Em que tipo de obra a NBR 15421 exige microzoneamento sísmico?
A norma brasileira exige classificação de sítio para estruturas do Grupo Sísmico 1 — hospitais, centros de emergência, escolas, pontes e edificações essenciais — e recomenda para edifícios acima de 30 metros ou com irregularidades estruturais significativas. O microzoneamento substitui a classificação simplificada por tabela quando o terreno apresenta solos moles (Vs30 inferior a 150 m/s) ou geometria de bacia sedimentar, situação comum na área central de Magé.
Quanto tempo leva para executar e entregar os resultados?
A campanha de campo em Magé consome de 2 a 4 dias, dependendo do número de pontos de medição. O processamento e a modelagem de resposta sísmica demandam mais 10 a 15 dias úteis. O relatório final — com perfis Vs30, espectros de resposta e recomendações de coeficientes sísmicos — é entregue em aproximadamente três semanas após a mobilização.

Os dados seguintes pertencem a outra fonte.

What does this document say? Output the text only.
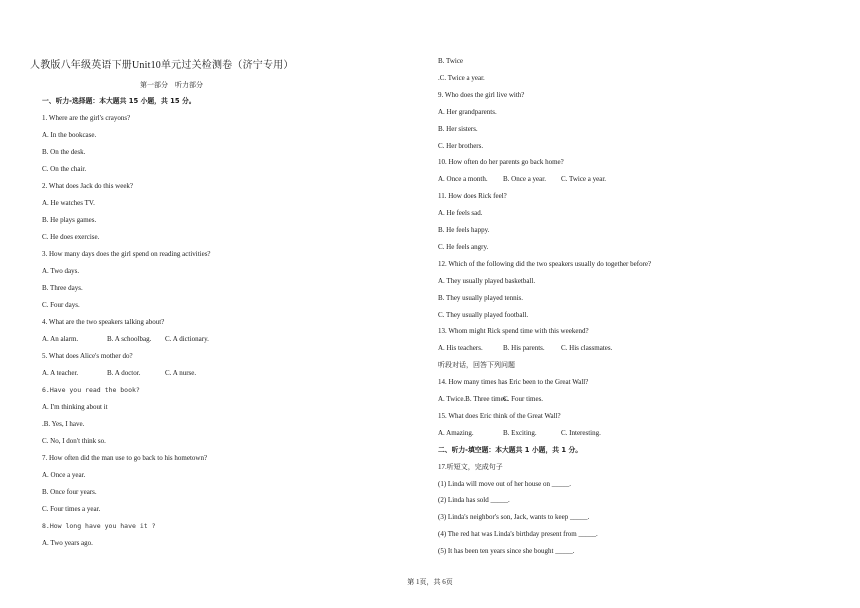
人教版八年级英语下册Unit10单元过关检测卷（济宁专用）
第一部分　听力部分
一、听力-选择题：本大题共 15 小题，共 15 分。
1. Where are the girl's crayons?
A. In the bookcase.
B. On the desk.
C. On the chair.
2. What does Jack do this week?
A. He watches TV.
B. He plays games.
C. He does exercise.
3. How many days does the girl spend on reading activities?
A. Two days.
B. Three days.
C. Four days.
4. What are the two speakers talking about?
A. An alarm.	B. A schoolbag. C. A dictionary.
5. What does Alice's mother do?
A. A teacher.	B. A doctor.	C. A nurse.
6.Have you read the book?
A. I'm thinking about it
.B. Yes, I have.
C. No, I don't think so.
7. How often did the man use to go back to his hometown?
A. Once a year.
B. Once four years.
C. Four times a year.
8.How long have you have it ?
A. Two years ago.
B. Twice
.C. Twice a year.
9. Who does the girl live with?
A. Her grandparents.
B. Her sisters.
C. Her brothers.
10. How often do her parents go back home?
A. Once a month. B. Once a year. C. Twice a year.
11. How does Rick feel?
A. He feels sad.
B. He feels happy.
C. He feels angry.
12. Which of the following did the two speakers usually do together before?
A. They usually played basketball.
B. They usually played tennis.
C. They usually played football.
13. Whom might Rick spend time with this weekend?
A. His teachers.	B. His parents. C. His classmates.
听段对话，回答下列问题
14. How many times has Eric been to the Great Wall?
A. Twice.B. Three times.C. Four times.
15. What does Eric think of the Great Wall?
A. Amazing.	B. Exciting.	C. Interesting.
二、听力-填空题：本大题共 1 小题，共 1 分。
17.听短文，完成句子
(1) Linda will move out of her house on _____.
(2) Linda has sold _____.
(3) Linda's neighbor's son, Jack, wants to keep _____.
(4) The red hat was Linda's birthday present from _____.
(5) It has been ten years since she bought _____.
第 1页，共 6页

O microzoneamento sísmico identifica risco de liquefação?
Sim, embora não seja seu objetivo primário. Durante o processamento, identificamos camadas com velocidade de onda cisalhante inferior a 200 m/s em areias saturadas — gatilho para análise de liquefação. Quando detectamos essa condição, o relatório recomenda ensaios complementares, como SPT com medição de energia ou CPTu, para avaliar o potencial de liquefação conforme critérios de Seed e Idriss.
Qual a diferença entre MASW e refração sísmica para este tipo de estudo?
O MASW mede a velocidade da onda cisalhante (Vs) diretamente, parâmetro que controla a resposta sísmica do solo e define a classe de sítio na NBR 15421. A refração sísmica mede a velocidade da onda compressional (Vp), útil para mapear topografia rochosa e grau de fraturamento, mas insuficiente para classificação sísmica. Em Magé, utilizamos MASW como método principal e refração como apoio quando é necessário definir com precisão a profundidade do embasamento cristalino sob os sedimentos da baixada.